The British Library's classic crime project, which sees long-lost novels rediscovered and published for a new generation, features a disproportionate amount of men, the managing editor behind it said. 

But the discrepancy is not down to modern day sexism, but a rare quirk of publishing history which made 1930s Britain arguably the only time and genre where women firmly ruled the roost.
As such, the best-selling and most-acclaimed writers of the day were women, leaving their male rivals swiftly falling out of print and the public consciousness. 

The British Library project is now helping to correct that imbalance, bringing lesser-known works back to readers' bookshelves.

The works, which are designed with vintage covers and have been bestsellers, are sold by the library, with profits ploughed back into its archival and exhibition work. 

Speaking at the Emirates Airline Festival of Literature in Dubai, Robert Davies, who is responsible for the project, said he had previously been challenged over the number of men on the classics list. 

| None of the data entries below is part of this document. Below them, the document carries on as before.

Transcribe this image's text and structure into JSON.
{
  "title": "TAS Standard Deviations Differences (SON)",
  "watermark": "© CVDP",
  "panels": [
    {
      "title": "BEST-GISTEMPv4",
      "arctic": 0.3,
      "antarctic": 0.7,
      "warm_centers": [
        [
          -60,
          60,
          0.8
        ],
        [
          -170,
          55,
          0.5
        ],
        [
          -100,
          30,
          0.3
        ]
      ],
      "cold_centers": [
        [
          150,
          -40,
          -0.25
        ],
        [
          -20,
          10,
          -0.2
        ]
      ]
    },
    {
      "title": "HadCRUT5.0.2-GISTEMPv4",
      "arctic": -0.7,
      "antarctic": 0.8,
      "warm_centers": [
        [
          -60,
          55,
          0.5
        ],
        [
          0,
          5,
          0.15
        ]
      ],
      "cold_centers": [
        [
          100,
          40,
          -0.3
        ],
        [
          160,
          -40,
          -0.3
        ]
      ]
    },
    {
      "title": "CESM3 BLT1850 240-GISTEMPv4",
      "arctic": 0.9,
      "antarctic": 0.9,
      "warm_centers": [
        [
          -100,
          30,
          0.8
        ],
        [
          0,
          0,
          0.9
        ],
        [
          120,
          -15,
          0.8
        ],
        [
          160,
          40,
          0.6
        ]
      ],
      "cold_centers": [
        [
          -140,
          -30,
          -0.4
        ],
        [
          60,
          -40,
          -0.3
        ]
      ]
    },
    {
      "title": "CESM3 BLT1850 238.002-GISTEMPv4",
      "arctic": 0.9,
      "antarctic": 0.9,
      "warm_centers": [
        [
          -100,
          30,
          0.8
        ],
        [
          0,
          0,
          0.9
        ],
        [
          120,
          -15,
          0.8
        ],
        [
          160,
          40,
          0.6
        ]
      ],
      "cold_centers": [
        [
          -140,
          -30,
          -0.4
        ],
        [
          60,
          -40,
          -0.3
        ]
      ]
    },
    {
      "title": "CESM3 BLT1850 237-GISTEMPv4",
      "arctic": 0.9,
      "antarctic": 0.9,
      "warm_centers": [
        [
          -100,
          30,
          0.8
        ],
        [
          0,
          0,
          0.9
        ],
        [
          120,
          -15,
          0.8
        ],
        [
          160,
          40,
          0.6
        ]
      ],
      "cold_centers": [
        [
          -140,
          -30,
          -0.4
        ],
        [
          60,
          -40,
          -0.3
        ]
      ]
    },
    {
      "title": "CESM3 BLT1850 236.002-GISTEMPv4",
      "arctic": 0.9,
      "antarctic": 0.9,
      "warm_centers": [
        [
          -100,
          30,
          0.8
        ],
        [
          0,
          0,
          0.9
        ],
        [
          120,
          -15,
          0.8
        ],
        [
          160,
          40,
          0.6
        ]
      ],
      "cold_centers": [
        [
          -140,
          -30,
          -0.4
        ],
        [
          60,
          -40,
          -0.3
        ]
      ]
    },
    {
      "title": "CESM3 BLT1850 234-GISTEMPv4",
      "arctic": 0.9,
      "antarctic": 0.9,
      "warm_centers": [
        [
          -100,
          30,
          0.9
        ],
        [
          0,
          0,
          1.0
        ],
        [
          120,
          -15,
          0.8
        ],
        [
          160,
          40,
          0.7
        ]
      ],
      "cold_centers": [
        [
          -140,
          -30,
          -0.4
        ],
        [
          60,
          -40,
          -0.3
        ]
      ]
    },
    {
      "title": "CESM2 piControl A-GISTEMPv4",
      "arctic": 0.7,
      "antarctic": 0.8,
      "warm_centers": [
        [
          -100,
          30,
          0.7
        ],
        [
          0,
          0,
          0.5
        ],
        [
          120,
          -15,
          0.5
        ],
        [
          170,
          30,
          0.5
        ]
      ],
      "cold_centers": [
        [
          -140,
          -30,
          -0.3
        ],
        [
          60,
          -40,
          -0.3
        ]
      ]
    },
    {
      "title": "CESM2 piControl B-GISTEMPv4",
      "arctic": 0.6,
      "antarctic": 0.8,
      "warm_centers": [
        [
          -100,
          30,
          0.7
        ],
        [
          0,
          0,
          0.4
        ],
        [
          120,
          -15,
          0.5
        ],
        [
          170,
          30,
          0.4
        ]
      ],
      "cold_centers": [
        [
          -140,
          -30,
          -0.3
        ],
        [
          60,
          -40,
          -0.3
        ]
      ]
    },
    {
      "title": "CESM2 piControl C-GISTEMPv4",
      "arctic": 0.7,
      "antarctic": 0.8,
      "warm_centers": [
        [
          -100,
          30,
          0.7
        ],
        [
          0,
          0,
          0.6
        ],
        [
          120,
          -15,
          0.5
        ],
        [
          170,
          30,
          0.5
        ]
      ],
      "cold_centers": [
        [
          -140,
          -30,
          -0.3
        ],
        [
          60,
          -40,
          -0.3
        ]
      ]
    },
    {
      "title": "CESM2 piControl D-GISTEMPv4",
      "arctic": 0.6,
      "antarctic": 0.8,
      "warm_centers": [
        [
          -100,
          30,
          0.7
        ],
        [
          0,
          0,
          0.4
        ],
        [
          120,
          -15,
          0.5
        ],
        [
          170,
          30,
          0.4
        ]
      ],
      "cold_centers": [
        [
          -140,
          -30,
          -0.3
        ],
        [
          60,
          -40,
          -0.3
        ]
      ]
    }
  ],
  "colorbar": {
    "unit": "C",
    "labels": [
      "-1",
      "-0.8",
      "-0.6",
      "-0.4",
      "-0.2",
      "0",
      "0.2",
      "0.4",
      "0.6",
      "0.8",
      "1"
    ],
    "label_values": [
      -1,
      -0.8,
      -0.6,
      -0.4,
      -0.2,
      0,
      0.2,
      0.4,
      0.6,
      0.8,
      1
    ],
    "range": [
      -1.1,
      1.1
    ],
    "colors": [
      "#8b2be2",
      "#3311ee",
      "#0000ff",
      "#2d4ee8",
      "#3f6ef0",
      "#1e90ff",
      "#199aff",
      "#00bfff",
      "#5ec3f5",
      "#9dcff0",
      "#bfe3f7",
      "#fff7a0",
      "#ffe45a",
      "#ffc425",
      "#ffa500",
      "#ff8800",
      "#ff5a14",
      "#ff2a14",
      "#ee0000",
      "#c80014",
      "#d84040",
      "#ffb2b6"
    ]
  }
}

The current catalogue shows just three out of 38 books written by a woman, and all of those from one author, Mavis Doriel Hay. 

But, he said, the reason was simple: those male writers were "next tier" in their own day, overshadowed by the so-called "crime queens" including Agatha Christie, Dorothy L Sayers, Marjorie Allingham, Ngaio Marsh, Josephine Tey, and Gladys Mitchell. 

"It's something I've been challenged about in the past, that so many of the writers we publish are men," he said. 

"That's not because of sexism, that's because the women's writers were often still in print and retained their popularity. 

"It was actually their male contemporaries who dropped out of view. 

"It might be unique in this genre, that the women writers are the ones who survived." 

He added: "I think the brutal truth is that the top four or five writers in this period were women. They're in a league of their own. 

"I don't think there was a weird sexism against male writers in the period. It was just that the best had been kept in print and the next tier had been forgotten about for too long." 

Martin Edwards, author and president of the Detection Club, said the success of British female writers in the 1930s was exceptional, with even the United States at the time still largely dominated by male authors. 

"In those days, once you were out of print you're out of print," he told an audience. "Books sank out of sight pretty quickly. 

"Really, it was the quality of what they were writing. There are clear reasons as to why those books [by women] found fame, why they had high sales and why they deserved it." 

The British Library's next project, called "Foreign Bodies", will see them republish forgotten international works of crime fiction. 

Some of the classics may go on to television adaptations, Davies added.